For an enterprise that has agentic AI in production or in pilot, the three-framework convergence translates into a small set of architectural questions that can be asked of any current MCP deployment.

The first question is whether the deployment has a default state for newly-installed MCP servers, and whether that default state is “callable” or “quarantined.” The Forrester, OWASP, and IMDA frameworks all imply that the answer should be quarantined. If the actual answer for a given deployment is “callable as soon as installed,” that is a gap against all three frameworks at once. The gap is closed by introducing a gateway that imposes the default-deny posture between the agent and the tool layer.

The second question is whether the deployment has an admission record — a single, queryable artifact that records, for each MCP server in the environment, who reviewed it, when, against what criteria, and what tools were approved as a result. Forrester’s revocability requirement, OWASP’s MCP08 Audit and Telemetry category, and IMDA’s lifecycle technical controls all assume the existence of such a record. Many current deployments do not have it; they have partial inventories scattered across ticketing systems, configuration files, and developer wikis. Consolidating to a single authoritative admission record is the operational change that satisfies all three frameworks’ audit assumptions.

The third question is whether the deployment can revoke a previously-approved server quickly, without human-out-of-loop manual intervention. Forrester’s “revocable at any time” language is specific. OWASP’s mitigation guidance for several Top 10 categories assumes the operator can pull a server out of the environment when the threat profile changes. IMDA’s lifecycle controls require the same. A deployment that lacks a single revocation switch — that has to chase down configurations across multiple agent environments to remove a server — is, by all three frameworks’ implicit assumption, undefended in the case where revocation is needed.

These three questions are the operational reading of the three-framework convergence.

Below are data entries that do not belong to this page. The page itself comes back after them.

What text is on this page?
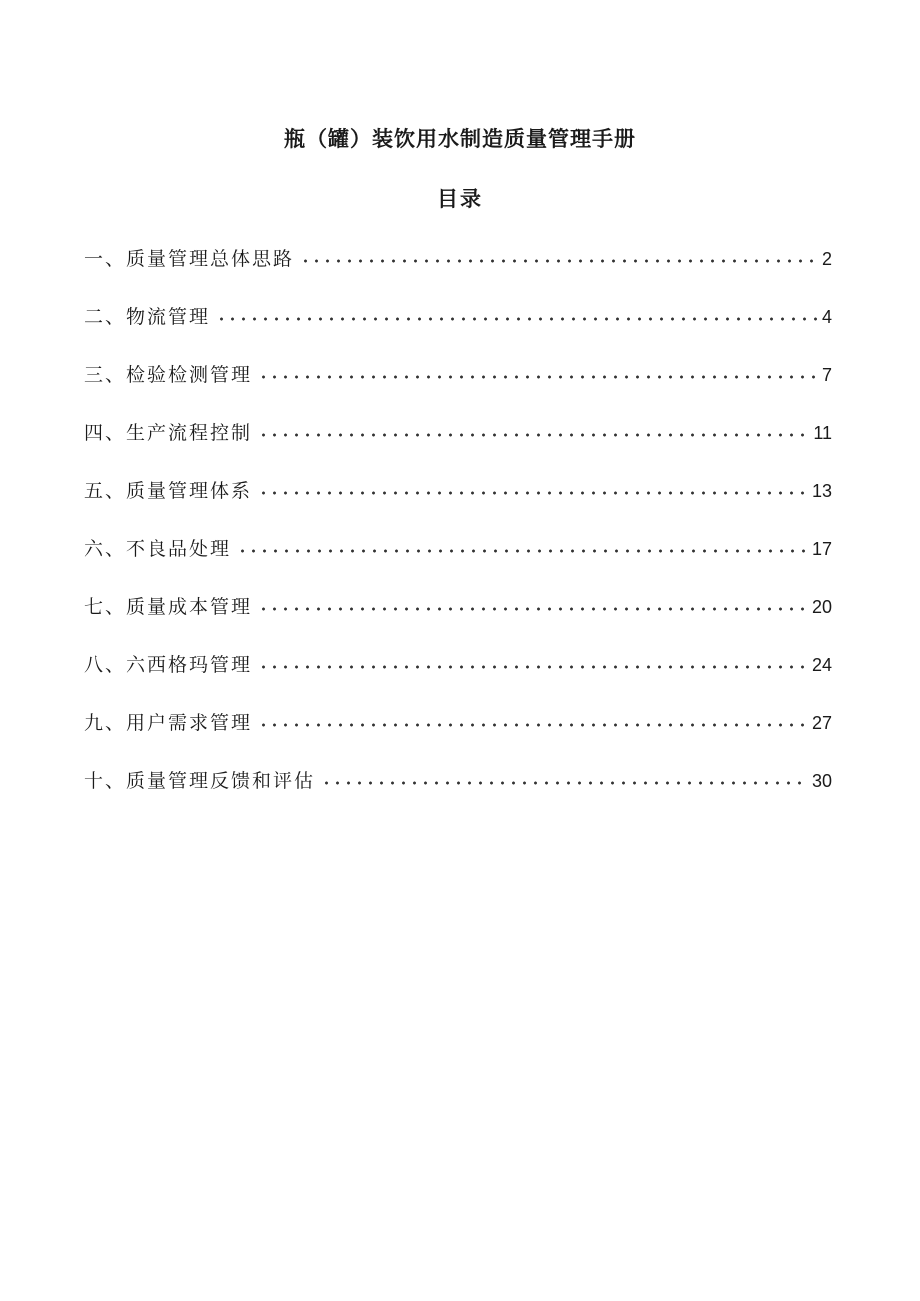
瓶（罐）装饮用水制造质量管理手册
目录
一、质量管理总体思路	2
二、物流管理	4
三、检验检测管理	7
四、生产流程控制	11
五、质量管理体系	13
六、不良品处理	17
七、质量成本管理	20
八、六西格玛管理	24
九、用户需求管理	27
十、质量管理反馈和评估	30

An enterprise that can answer “yes” to all three has the architecture the frameworks describe. An enterprise that cannot has gaps that will appear in security questionnaires, RFP responses, and regulatory audits over the next twelve to eighteen months as the frameworks move from publication into procurement language.

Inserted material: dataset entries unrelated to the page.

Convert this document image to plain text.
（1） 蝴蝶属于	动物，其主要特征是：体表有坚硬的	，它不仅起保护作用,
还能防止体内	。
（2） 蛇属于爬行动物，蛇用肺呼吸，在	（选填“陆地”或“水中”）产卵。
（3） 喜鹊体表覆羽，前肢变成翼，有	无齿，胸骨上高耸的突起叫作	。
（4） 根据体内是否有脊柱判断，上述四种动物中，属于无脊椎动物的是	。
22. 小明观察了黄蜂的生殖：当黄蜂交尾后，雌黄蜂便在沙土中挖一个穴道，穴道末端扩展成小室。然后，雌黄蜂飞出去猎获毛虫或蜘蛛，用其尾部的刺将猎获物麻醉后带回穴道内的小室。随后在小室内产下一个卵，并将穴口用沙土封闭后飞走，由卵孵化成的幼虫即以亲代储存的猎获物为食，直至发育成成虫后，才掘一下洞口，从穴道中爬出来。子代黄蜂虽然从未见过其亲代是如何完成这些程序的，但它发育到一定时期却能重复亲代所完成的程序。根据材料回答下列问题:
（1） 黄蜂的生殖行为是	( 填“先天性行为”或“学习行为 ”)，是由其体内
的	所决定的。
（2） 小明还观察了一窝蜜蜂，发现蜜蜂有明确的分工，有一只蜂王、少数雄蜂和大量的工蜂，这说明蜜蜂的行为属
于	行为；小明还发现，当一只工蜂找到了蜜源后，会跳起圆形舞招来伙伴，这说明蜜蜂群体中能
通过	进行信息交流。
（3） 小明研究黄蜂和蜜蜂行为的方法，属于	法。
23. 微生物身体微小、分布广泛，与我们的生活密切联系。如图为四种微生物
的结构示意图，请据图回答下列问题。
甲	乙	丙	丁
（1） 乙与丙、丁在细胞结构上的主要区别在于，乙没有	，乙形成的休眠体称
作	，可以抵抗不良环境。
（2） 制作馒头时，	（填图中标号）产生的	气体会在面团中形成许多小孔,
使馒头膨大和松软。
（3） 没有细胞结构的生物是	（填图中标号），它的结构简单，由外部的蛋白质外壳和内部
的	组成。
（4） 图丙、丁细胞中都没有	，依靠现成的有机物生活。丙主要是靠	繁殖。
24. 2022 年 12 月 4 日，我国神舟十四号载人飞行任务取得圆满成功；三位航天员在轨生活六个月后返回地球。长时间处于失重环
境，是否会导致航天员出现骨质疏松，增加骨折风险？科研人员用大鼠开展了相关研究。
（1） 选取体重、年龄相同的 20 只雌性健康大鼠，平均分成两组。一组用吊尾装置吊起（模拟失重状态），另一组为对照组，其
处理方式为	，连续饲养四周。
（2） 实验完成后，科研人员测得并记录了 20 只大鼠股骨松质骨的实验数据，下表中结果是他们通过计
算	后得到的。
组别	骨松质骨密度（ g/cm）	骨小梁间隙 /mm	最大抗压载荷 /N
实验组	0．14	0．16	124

The Architecture That Was Already Running

The reason this convergence is worth a long-form analysis is not that the conclusion is novel. Default-deny admission control is not a new idea in security. It is the same architectural principle that underlies firewalls, access control lists, certificate-based authentication, and most of the rest of network security as it developed between 1990 and 2010. What is new is the application of the principle to the agent-tool boundary, and the speed with which three independent bodies have converged on it as the structural answer.

The MCPProxy project’s quarantine-by-default architecture was built in 2025, before any of the three frameworks were published. The architecture was not designed to satisfy AEGIS, the OWASP MCP Top 10, or the IMDA framework, because none of them existed when the design was settled. It was designed against the operational problem the frameworks would later name: the absence of a default-deny posture at the agent-tool boundary, the resulting class of incidents that the absence enabled, and the structural defense that closes the gap.

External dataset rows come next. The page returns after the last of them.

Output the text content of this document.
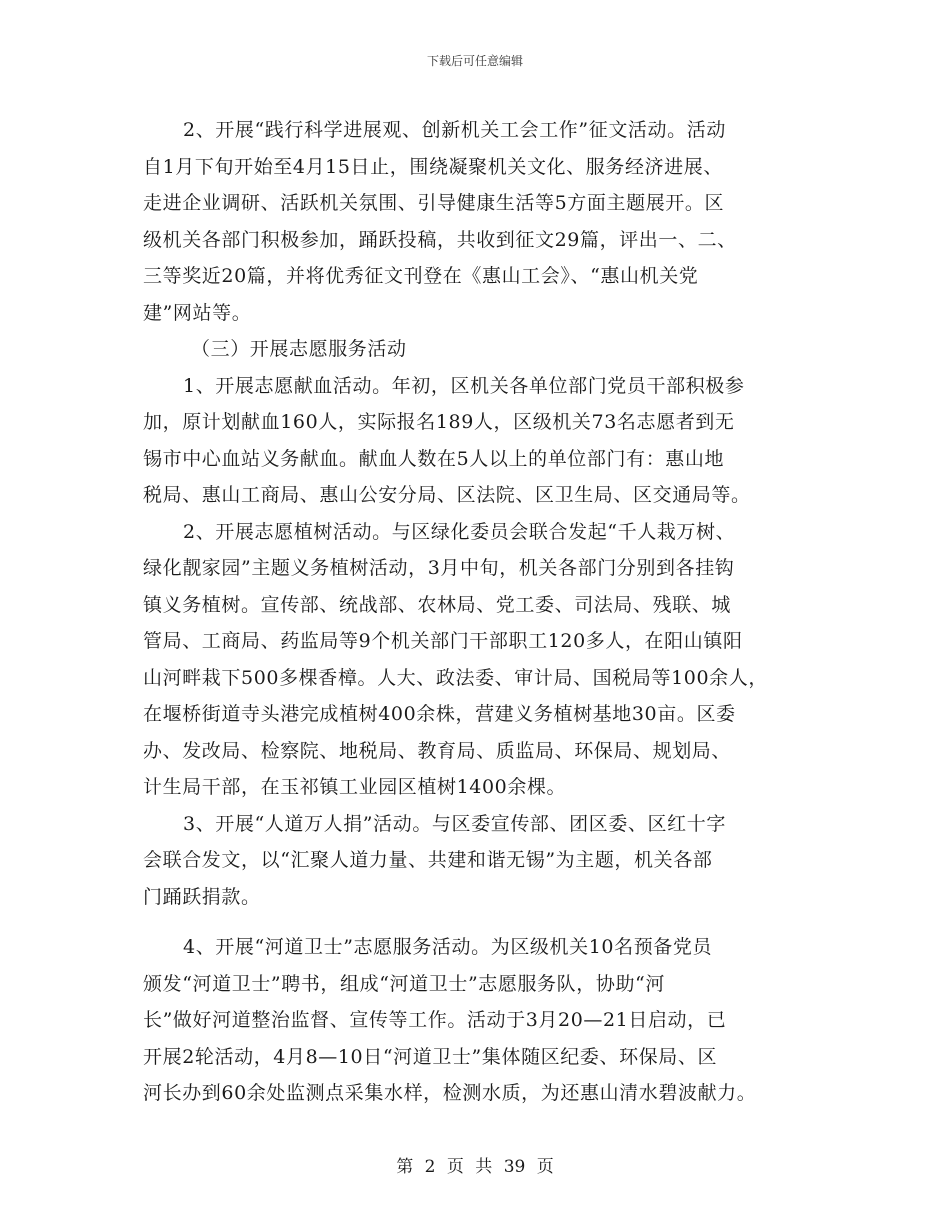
下载后可任意编辑
2、开展“践行科学进展观、创新机关工会工作”征文活动。活动
自1月下旬开始至4月15日止，围绕凝聚机关文化、服务经济进展、
走进企业调研、活跃机关氛围、引导健康生活等5方面主题展开。区
级机关各部门积极参加，踊跃投稿，共收到征文29篇，评出一、二、
三等奖近20篇，并将优秀征文刊登在《惠山工会》、“惠山机关党
建”网站等。
（三）开展志愿服务活动
1、开展志愿献血活动。年初，区机关各单位部门党员干部积极参
加，原计划献血160人，实际报名189人，区级机关73名志愿者到无
锡市中心血站义务献血。献血人数在5人以上的单位部门有：惠山地
税局、惠山工商局、惠山公安分局、区法院、区卫生局、区交通局等。
2、开展志愿植树活动。与区绿化委员会联合发起“千人栽万树、
绿化靓家园”主题义务植树活动，3月中旬，机关各部门分别到各挂钩
镇义务植树。宣传部、统战部、农林局、党工委、司法局、残联、城
管局、工商局、药监局等9个机关部门干部职工120多人，在阳山镇阳
山河畔栽下500多棵香樟。人大、政法委、审计局、国税局等100余人，
在堰桥街道寺头港完成植树400余株，营建义务植树基地30亩。区委
办、发改局、检察院、地税局、教育局、质监局、环保局、规划局、
计生局干部，在玉祁镇工业园区植树1400余棵。
3、开展“人道万人捐”活动。与区委宣传部、团区委、区红十字
会联合发文，以“汇聚人道力量、共建和谐无锡”为主题，机关各部
门踊跃捐款。
4、开展“河道卫士”志愿服务活动。为区级机关10名预备党员
颁发“河道卫士”聘书，组成“河道卫士”志愿服务队，协助“河
长”做好河道整治监督、宣传等工作。活动于3月20—21日启动，已
开展2轮活动，4月8—10日“河道卫士”集体随区纪委、环保局、区
河长办到60余处监测点采集水样，检测水质，为还惠山清水碧波献力。
第 2 页 共 39 页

That the frameworks converged on the same architecture afterward is, in some sense, the easier story to tell. The frameworks did the work of naming the requirement. The implementation was waiting for the naming. The next phase — the phase that the three-framework convergence kicks off — is the phase in which enterprises begin asking their existing MCP deployments to satisfy the frameworks, and discover whether the architecture is in place or whether it has to be built. The work to do is straightforward when the architecture is already running. It is more difficult when it has to be retrofitted.

Three independent security bodies arrived at the same conclusion within four months of each other. The conclusion is that the agent-to-tool relationship requires a default-deny admission gate. The architecture has a name and a working implementation. The 2026 convergence is the moment the rest of the industry catches up to it.